As a recently qualified Archivist, I have taken on the role of Project Archivist for this exciting project. In my first blog post, I offer just a short reflection on my new role and what it means to be newly involved at this exciting stage.
Beginning a new job always brings that age old mixture of excitement, apprehension and wariness of the unknown. It was no different for me as the new Project Archivist on my first day at the Wellcome Library, foraying into the as yet unrevealed world and materials of the Tavistock Institute of Human Relations (TIHR). Hailing from an historical background (not unusual as archivists go), and having most recently completed a cataloguing project based at the former home of composer Benjamin Britten on the secluded Suffolk coast- now run as the Britten-Pears Foundation– London and the extensive organisation of the Wellcome Trust seemed worlds away from my current life.
“But how different can the new project be?” I asked myself time and again. The answer: very. Yes, as a Project Archivist, certain elements and aspects are constant. There are always the materials associated with the project itself; the unique and valuable physical touchstones to the past. Similarly, there is always the catalogue- the vehicle through which the input of the archivist is apparent to the researcher and user. But that is very much where the similarities end.
Excitingly and intriguingly, each new project inevitably brings with it a whole new set of challenges, not just the new faces and working environment, but new characters (historical and present), new materials, new subject matters, and new methodologies. Perhaps most intriguing for me is the integration in the project of the series system method of cataloguing, a fresh departure from my experience and knowledge of the traditional and largely hierarchical system. It is already clear to see the value of this methodology in relation to the complex structure of the materials of the Tavistock Institute of Human Relations, and will certainly be a learning curve for me in getting to grips with all that it entails.

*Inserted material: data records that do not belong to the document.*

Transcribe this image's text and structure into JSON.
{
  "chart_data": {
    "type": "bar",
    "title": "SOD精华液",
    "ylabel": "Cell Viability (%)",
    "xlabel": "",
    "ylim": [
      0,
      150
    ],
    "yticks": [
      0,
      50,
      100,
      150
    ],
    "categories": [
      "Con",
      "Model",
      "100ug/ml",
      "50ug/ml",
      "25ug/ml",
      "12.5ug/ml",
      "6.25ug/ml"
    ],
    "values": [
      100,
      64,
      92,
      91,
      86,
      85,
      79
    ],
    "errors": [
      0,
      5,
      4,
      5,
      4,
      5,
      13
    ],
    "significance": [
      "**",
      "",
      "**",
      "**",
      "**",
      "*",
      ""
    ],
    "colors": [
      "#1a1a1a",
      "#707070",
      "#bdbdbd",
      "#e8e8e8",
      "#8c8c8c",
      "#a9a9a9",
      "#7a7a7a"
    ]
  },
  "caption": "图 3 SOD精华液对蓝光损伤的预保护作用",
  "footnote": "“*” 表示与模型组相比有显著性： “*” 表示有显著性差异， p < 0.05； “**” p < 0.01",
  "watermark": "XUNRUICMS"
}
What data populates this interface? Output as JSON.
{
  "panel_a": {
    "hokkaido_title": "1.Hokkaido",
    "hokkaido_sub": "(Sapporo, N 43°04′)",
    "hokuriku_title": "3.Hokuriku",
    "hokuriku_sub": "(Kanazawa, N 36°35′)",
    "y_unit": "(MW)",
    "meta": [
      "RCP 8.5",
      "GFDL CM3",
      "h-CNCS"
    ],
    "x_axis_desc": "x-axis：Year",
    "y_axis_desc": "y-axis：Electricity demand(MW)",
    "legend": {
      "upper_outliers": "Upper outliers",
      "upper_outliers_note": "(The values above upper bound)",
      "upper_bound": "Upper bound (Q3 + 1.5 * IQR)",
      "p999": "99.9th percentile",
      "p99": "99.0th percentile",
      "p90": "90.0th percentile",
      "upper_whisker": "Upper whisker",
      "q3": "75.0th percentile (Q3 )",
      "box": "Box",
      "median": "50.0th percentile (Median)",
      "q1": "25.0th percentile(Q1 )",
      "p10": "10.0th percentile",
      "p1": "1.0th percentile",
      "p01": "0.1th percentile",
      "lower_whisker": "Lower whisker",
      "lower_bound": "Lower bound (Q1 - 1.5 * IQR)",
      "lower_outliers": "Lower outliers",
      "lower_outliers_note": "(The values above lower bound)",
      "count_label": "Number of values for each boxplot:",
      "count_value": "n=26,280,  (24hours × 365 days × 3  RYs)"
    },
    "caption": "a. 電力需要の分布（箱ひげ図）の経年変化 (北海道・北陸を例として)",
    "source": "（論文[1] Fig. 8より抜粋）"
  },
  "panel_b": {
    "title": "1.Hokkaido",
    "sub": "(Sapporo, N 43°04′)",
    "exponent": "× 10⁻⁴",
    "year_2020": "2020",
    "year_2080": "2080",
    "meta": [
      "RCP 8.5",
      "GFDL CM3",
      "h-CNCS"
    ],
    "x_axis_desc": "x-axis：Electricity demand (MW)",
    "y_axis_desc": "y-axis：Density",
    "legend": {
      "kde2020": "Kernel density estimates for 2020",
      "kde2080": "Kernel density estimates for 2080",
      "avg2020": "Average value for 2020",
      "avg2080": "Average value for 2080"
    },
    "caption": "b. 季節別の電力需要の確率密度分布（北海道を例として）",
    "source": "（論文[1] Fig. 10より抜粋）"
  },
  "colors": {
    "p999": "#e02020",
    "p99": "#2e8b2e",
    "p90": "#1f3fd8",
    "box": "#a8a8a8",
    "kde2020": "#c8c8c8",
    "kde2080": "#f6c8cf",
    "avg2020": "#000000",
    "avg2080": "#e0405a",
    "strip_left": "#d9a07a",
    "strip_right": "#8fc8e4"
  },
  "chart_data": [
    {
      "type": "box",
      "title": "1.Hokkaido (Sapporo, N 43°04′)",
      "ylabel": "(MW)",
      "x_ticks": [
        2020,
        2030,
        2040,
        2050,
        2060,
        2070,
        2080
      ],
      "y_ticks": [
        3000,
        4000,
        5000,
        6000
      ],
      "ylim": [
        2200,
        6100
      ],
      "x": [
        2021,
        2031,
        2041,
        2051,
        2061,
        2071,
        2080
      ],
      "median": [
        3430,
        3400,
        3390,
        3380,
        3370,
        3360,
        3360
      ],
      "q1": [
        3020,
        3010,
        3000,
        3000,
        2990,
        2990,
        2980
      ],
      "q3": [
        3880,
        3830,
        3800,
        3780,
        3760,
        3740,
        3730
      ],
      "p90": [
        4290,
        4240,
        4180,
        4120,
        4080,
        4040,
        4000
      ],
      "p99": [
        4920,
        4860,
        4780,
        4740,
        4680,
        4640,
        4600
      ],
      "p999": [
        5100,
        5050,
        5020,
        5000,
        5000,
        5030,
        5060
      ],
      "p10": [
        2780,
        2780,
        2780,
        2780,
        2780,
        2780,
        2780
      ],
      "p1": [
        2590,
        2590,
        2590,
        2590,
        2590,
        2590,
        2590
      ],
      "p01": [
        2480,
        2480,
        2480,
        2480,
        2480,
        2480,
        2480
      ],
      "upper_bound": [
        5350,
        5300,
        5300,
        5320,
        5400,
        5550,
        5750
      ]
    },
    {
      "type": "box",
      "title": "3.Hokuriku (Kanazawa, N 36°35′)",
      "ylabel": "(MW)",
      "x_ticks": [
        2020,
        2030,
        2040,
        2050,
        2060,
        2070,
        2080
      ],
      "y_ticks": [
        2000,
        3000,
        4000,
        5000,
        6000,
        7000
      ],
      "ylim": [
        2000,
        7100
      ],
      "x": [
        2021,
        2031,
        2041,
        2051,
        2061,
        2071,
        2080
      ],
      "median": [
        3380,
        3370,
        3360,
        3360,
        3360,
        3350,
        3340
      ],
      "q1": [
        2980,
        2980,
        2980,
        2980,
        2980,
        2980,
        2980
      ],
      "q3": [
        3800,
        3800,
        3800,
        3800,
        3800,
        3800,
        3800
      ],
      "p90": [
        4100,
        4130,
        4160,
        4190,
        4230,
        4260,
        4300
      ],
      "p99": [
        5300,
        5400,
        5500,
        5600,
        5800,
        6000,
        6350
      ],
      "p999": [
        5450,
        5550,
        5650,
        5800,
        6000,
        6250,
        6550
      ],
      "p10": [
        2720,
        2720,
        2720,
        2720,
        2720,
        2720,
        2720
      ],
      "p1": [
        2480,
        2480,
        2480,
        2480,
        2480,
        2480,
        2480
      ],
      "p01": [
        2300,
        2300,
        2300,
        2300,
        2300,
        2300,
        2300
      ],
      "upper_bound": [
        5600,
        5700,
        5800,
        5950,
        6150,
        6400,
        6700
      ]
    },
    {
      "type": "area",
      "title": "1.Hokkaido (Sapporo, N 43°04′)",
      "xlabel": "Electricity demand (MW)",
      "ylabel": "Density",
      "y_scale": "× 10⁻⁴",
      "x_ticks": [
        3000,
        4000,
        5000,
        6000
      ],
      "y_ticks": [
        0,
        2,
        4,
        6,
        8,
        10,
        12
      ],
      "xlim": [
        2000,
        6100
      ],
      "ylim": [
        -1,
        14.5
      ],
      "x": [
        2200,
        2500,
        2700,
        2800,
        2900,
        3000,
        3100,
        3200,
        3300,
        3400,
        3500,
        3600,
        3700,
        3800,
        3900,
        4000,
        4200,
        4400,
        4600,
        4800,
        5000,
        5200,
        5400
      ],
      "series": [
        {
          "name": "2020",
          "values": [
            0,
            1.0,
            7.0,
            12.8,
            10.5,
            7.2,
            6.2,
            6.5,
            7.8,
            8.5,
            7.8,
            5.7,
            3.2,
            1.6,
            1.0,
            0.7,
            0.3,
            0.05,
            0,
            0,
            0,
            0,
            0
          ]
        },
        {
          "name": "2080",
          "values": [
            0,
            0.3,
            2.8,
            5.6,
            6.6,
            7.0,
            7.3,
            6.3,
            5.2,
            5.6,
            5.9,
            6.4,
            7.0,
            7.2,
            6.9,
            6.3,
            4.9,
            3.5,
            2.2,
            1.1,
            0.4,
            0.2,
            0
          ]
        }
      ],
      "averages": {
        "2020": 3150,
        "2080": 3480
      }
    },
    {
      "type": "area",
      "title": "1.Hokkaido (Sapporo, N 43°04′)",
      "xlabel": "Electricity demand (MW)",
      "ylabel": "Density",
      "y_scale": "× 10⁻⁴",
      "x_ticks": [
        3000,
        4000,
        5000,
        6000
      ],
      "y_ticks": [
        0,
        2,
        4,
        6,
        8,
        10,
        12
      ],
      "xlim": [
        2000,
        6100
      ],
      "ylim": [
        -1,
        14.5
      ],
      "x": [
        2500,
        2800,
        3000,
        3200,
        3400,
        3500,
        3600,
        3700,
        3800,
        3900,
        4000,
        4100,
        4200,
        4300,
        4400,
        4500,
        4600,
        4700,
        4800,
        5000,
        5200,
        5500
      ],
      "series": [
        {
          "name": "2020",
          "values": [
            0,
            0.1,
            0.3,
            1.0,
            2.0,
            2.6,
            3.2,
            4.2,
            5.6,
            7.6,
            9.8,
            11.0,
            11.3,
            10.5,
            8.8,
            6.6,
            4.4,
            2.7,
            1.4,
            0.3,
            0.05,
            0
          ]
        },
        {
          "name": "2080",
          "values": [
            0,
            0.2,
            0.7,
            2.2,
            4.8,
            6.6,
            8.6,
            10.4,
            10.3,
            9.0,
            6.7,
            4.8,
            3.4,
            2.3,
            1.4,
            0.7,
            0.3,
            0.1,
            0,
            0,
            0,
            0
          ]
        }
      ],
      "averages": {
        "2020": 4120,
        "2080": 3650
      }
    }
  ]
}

A second challenge is that, other than a brief placement at the Royal College of Surgeons, the subject matter of science and social science is one largely unknown to me, with much of my experience based in the arts. However, I am beginning to see an overlap between to the two areas, with much of the TIHR archive material also addressing historical social and cultural issues, and human aspects and behaviours. I am excited to spend the next ten months not only opening up the archive to audiences and the outside world, but also broadening my own knowledge and familiarising myself with new language and concepts.
Joining an archive project already in full swing is always daunting; the responsibility now being mine to continue the work and uphold consistency and accuracy in the catalogue. However, it is also an invaluable opportunity to express my own interpretations of the materials and to really immerse myself in the thinking and methodologies of the figures of the Tavistock Institute. I truly look forward to finding out what is in store.